Dorothea brings my tray and does call me Miss Matthews and asks if I’d like anything else. I shake my head and she leaves me alone with the boys. There is a whispered conversation at the other end of the room, and one of the boys rises and comes to stand near me.
“Hi, I’m Roger Philpott. Are you Janet Matthews? I think you invited us all to dinner at your house tomorrow.” Tall, thin, blond, very young-looking.
I grin back and nod. I look toward the others and say, “Maybe by meeting just a few of you now, I’ll be able to keep your names straight.”
Roger introduces the others, and I remember that there is a Johnny, a Victor, Doug, Sid, and Mickey. No one is grotesque, or even memorable. They regroup around me. Outside we can hear the hail, undeniably hail now, and the wind shrieking in the gables and eaves, all dwarfed by the
intermittent explosions of the thunder. Several times the lights flicker, and Dorothea returns with hurricane lamps that she places in strategic places, after a glance to see if I have accomplished my goal of becoming part of the group of students.

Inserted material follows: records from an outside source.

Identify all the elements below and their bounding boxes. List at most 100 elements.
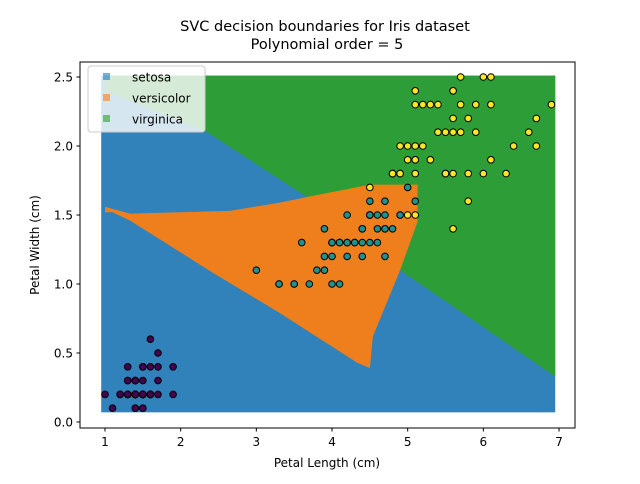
y-axis-label: Petal Width (cm) bbox=[28, 195, 42, 295]
legend: setosa versicolor virginica bbox=[87, 65, 206, 133]
chart-title: SVC decision boundaries for Iris dataset bbox=[180, 19, 470, 35]
point-versicolor bbox=[328, 238, 336, 247]
point-virginica bbox=[464, 169, 473, 178]
y-tick-label: 1.5 bbox=[54, 209, 73, 223]
point-versicolor bbox=[366, 197, 374, 205]
point-virginica bbox=[411, 156, 420, 164]
point-setosa bbox=[139, 390, 147, 399]
point-versicolor bbox=[297, 238, 306, 247]
x-tick-label: 2 bbox=[177, 435, 185, 449]
legend-marker-versicolor bbox=[103, 94, 110, 101]
point-setosa bbox=[123, 363, 132, 371]
point-setosa bbox=[139, 376, 147, 385]
point-versicolor bbox=[381, 211, 389, 219]
point-setosa bbox=[154, 376, 162, 385]
point-setosa bbox=[116, 390, 124, 399]
decision-regions bbox=[101, 75, 556, 413]
point-versicolor bbox=[320, 252, 329, 261]
legend-marker-setosa bbox=[103, 73, 110, 80]
point-virginica bbox=[426, 100, 435, 109]
point-versicolor bbox=[388, 225, 397, 233]
point-virginica bbox=[403, 142, 412, 150]
point-virginica bbox=[419, 142, 427, 150]
point-virginica bbox=[487, 156, 495, 164]
point-setosa bbox=[108, 404, 117, 413]
region-virginica bbox=[105, 75, 556, 377]
point-versicolor bbox=[366, 238, 374, 247]
point-setosa bbox=[154, 349, 162, 357]
legend-label: virginica bbox=[132, 113, 183, 127]
axes-frame bbox=[79, 61, 576, 429]
point-versicolor bbox=[381, 252, 389, 261]
point-virginica bbox=[532, 114, 541, 123]
x-tick-label: 4 bbox=[328, 435, 336, 449]
point-virginica bbox=[449, 128, 457, 136]
point-setosa bbox=[131, 404, 140, 413]
point-virginica bbox=[471, 100, 480, 109]
point-versicolor bbox=[275, 280, 283, 288]
point-setosa bbox=[131, 390, 140, 399]
legend-marker-virginica bbox=[103, 115, 110, 122]
point-setosa bbox=[131, 376, 140, 385]
x-tick-label: 1 bbox=[101, 435, 109, 449]
point-versicolor bbox=[328, 280, 336, 288]
point-versicolor bbox=[403, 183, 412, 192]
point-versicolor bbox=[335, 280, 344, 288]
point-versicolor bbox=[305, 280, 314, 288]
x-axis-label: Petal Length (cm) bbox=[274, 456, 380, 470]
x-tick-label: 3 bbox=[253, 435, 261, 449]
point-virginica bbox=[532, 142, 541, 150]
point-versicolor bbox=[343, 211, 351, 219]
point-versicolor bbox=[358, 238, 367, 247]
point-virginica bbox=[487, 100, 495, 109]
point-versicolor bbox=[381, 225, 389, 233]
point-virginica bbox=[464, 114, 473, 123]
point-virginica bbox=[524, 128, 533, 136]
point-versicolor bbox=[335, 238, 344, 247]
point-virginica bbox=[396, 142, 404, 150]
point-versicolor bbox=[396, 211, 404, 219]
point-setosa bbox=[169, 363, 177, 371]
point-versicolor bbox=[290, 280, 298, 288]
point-virginica bbox=[509, 142, 518, 150]
point-versicolor bbox=[366, 211, 374, 219]
point-versicolor bbox=[373, 211, 382, 219]
point-virginica bbox=[388, 169, 397, 178]
point-virginica bbox=[366, 183, 374, 192]
point-versicolor bbox=[320, 266, 329, 275]
point-virginica bbox=[502, 169, 510, 178]
point-versicolor bbox=[343, 252, 351, 261]
y-tick-label: 2.0 bbox=[54, 140, 73, 154]
point-virginica bbox=[487, 73, 495, 81]
point-versicolor bbox=[350, 238, 359, 247]
y-tick-label: 2.5 bbox=[54, 71, 73, 85]
point-virginica bbox=[449, 114, 457, 123]
point-virginica bbox=[411, 169, 420, 178]
point-versicolor bbox=[381, 197, 389, 205]
point-versicolor bbox=[313, 266, 321, 275]
legend-box bbox=[87, 65, 206, 133]
point-virginica bbox=[479, 73, 488, 81]
point-setosa bbox=[146, 363, 155, 371]
legend-label: setosa bbox=[132, 71, 171, 85]
point-virginica bbox=[441, 128, 450, 136]
point-versicolor bbox=[343, 238, 351, 247]
point-virginica bbox=[434, 100, 442, 109]
point-virginica bbox=[419, 100, 427, 109]
x-tick-label: 5 bbox=[404, 435, 412, 449]
point-versicolor bbox=[411, 197, 420, 205]
point-virginica bbox=[403, 156, 412, 164]
point-versicolor bbox=[373, 225, 382, 233]
point-virginica bbox=[456, 100, 465, 109]
point-setosa bbox=[169, 390, 177, 399]
point-virginica bbox=[411, 142, 420, 150]
point-virginica bbox=[396, 169, 404, 178]
point-setosa bbox=[123, 390, 132, 399]
data-points bbox=[101, 73, 556, 413]
point-setosa bbox=[139, 404, 147, 413]
point-setosa bbox=[101, 390, 109, 399]
point-setosa bbox=[139, 363, 147, 371]
point-versicolor bbox=[328, 252, 336, 261]
point-virginica bbox=[547, 100, 556, 109]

Roger switches to coffee, but the other students reorder beer and gin and bitter lemon, and Dorothea leaves us again. Roger says, “I don’t know how long some of us will be able to take life in the country. What do you do around here?”
I laugh and say, “I come here to rest each summer. I live in New York the rest of the year.”
His interest quickens. “Oh, you work in the city then?”
“Yes, Columbia Medical Center. I’m an anesthesiologist.”